Quienes libramos aquel combate sabíamos qué queríamos y hacia dónde andar. Catalunya era nuestra referencia desde una visión plural de España, que debía reunir a todos sus componentes para conformar el mosaico de esta nación de naciones. El problema era –y es aún– el cómo de este engarce, sus límites y diferencias. Estoy con Tarradellas en que el café para todos fue una exagerada desproporción, un error. Las diferencias de naturaleza siempre subsistirían siquiera a partir de las culturas que establecen las cuatro lenguas (castellano, catalán, vasco y gallego), y otros elementos. Igualarlo todo era fermentar el conflicto sin necesidad, pues muchas comunidades carecían de una diferenciación de identidad (La Rioja, Murcia, Cantabria, etcétera).

De aquel error procede ahora la exigencia de la «dignidad catalana». El temor a lo que podía suceder en el futuro era palpable en el momento constituyente. Adolfo Suárez sabía, la noche que pactó con Miquel Roca, lo que aceptaba en el distingo entre nacionalidades y regiones en el texto constitucional. Precisamente la falta de esa diferenciación fáctica es lo que ha abocado al actual debate sobre la identidad catalana, sus símbolos nacionales y los ámbitos de soberanismo introducidos en el articulado del nuevo Estatut. Pero el punto de mira crítico debería focalizar el riesgo, el coste, la viabilidad de la aventura y la sostenibilidad de la formulación catalana. Si la propuesta fuere la independencia, como ERC y los fantasiosos referendos insinúan, que se explicite, para que muchos que estamos en la moderación, y comulgamos en la transversalidad del catalanismo, sepamos hasta dónde se puede llegar. En este punto no es admisible la ambigüedad o el tramposo proceder de cartas ocultas. A Catalunya se la tensiona hace años desde dos extremos: el de quienes, aferrados a la asimetría, cuestionan de facto el federalismo, término final del autonomismo, y propenden a horizontes de confederación; y el de los que niegan la evidencia de las Españas.

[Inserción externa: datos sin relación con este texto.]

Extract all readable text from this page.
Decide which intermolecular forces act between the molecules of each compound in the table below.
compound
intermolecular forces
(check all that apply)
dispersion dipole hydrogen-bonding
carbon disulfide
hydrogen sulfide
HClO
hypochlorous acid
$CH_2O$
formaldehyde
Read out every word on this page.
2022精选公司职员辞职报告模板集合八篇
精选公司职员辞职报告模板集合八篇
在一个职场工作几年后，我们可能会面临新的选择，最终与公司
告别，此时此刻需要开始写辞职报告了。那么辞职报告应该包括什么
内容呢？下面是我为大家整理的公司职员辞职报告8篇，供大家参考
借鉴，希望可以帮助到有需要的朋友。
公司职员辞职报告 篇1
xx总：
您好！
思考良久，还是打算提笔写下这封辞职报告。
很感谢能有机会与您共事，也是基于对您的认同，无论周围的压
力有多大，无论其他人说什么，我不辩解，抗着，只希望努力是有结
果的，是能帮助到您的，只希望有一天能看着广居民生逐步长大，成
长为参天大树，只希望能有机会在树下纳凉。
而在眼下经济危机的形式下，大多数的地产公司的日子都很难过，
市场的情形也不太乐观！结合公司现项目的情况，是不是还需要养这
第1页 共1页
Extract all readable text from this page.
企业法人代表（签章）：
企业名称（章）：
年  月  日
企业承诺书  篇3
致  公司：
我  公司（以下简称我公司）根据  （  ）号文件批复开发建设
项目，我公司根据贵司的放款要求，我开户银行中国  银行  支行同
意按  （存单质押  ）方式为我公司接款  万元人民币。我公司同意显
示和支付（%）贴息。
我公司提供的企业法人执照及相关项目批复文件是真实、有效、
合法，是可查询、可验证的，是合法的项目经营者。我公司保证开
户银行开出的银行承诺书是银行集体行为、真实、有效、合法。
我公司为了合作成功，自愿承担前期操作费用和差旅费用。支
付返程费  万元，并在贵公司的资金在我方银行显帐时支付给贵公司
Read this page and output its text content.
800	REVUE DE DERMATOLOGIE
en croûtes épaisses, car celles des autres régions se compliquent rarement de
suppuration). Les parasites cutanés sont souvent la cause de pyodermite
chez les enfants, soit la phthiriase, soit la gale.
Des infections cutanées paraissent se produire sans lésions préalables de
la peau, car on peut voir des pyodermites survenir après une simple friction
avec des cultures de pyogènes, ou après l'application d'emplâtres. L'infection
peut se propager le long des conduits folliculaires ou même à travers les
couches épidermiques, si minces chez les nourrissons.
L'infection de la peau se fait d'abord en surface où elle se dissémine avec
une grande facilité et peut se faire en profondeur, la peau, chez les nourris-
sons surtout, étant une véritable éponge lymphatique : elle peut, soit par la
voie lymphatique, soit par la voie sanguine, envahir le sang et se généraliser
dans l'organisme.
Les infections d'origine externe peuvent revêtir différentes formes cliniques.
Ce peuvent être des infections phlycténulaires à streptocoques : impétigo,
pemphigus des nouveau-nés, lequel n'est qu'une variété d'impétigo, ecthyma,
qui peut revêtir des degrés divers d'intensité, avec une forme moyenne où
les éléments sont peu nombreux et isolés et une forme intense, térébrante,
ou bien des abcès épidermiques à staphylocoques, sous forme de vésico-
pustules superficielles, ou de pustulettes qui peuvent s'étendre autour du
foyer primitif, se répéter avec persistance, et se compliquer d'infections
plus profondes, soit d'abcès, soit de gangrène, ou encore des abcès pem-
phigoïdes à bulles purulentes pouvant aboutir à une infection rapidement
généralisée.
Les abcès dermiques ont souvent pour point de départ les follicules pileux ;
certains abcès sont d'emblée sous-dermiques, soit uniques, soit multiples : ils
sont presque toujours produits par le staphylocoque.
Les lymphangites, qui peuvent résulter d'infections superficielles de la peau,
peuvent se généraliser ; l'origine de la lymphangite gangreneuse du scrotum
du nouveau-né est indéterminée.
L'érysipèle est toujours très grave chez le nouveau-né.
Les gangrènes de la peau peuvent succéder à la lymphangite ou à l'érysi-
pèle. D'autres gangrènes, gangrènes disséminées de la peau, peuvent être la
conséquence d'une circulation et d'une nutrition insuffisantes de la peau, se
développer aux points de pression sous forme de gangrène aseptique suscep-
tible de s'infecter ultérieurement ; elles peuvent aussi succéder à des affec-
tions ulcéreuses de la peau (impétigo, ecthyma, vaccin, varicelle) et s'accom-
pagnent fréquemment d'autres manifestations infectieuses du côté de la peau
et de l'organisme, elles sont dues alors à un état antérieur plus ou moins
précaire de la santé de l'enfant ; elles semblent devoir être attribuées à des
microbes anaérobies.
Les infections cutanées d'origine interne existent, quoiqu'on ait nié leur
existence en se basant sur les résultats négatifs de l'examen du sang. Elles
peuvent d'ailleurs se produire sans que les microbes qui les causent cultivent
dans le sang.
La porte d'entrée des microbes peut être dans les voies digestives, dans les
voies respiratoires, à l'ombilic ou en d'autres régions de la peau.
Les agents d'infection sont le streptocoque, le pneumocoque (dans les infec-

Pero si a los moderados se nos niega la hipótesis de la recomposición política de los puentes inexorables entre lo que Tarradellas denominaba castellans y los periféricos de otra cultura y lengua, pocas opciones restarán para fijar un horizonte sensato y común entre ambas realidades. El problema se convertirá en germen de una permanente inestabilidad entre quienes se niegan a aceptar la «dignidad» de unos y los que no hallan otra vía que fijar las etapas irreductibles hacia el centrifuguismo español. En Madrid no saben adónde van, ni tampoco las instituciones del Estado; pero, ¿sabemos los catalanes hasta dónde estamos dispuestos a llegar en esta fatigosa y quejumbrosa demanda de mayor autogobierno? ¿Es Catalunya un proyecto nacional de los catalanes o una propuesta que los mixtocatalanes no acaban de asumir?

Mi segunda reflexión es sobre la utilidad. El actual conflicto institucional no favorece a nadie, y menos que a nadie a la propia respetabilidad de las instituciones del Estado. Pero Catalunya ha sobrevivido gracias a su pragmatismo, a ese sentido de lo útil que expuso el hoy olvidado Balmes en su Criteri. Sin embargo, no parece el seny el rector de determinadas actitudes políticas de esta hora. La prudencia debería atemperar determinados apriorismos que no se corresponden con la sociología política y económica de Catalunya. A quienes tanto insistieron en el pasado en el modelo Quebec, les invitaría a que regresen a él para contrastar lo que ha sucedido: un Quebec entristecido, un nacionalismo desconcertado tras los dos referendos de secesión, una economía frenada cuando no decadente. Montreal ha reducido su expectativa como ciudad, el tiempo se ha detenido, su crecimiento anulado. Entre 1981 y el 2009, la provincia vecina de Ontario y su capital, Toronto, han sufrido una metamorfosis espectacular. Hoy, Toronto es una gran urbe con una potencia expansiva infinitamente superior a Montreal.

¿Ese va a ser el modelo que ERC nos propone, el que postula el tripartito, al que agarrarse todos los soberanistas transversales? Simplemente, aconsejaría prudencia, también para els castellans que llevan 30 años constitucionales sin entender a Catalunya y a los catalanes. Ahí duele la dignidad.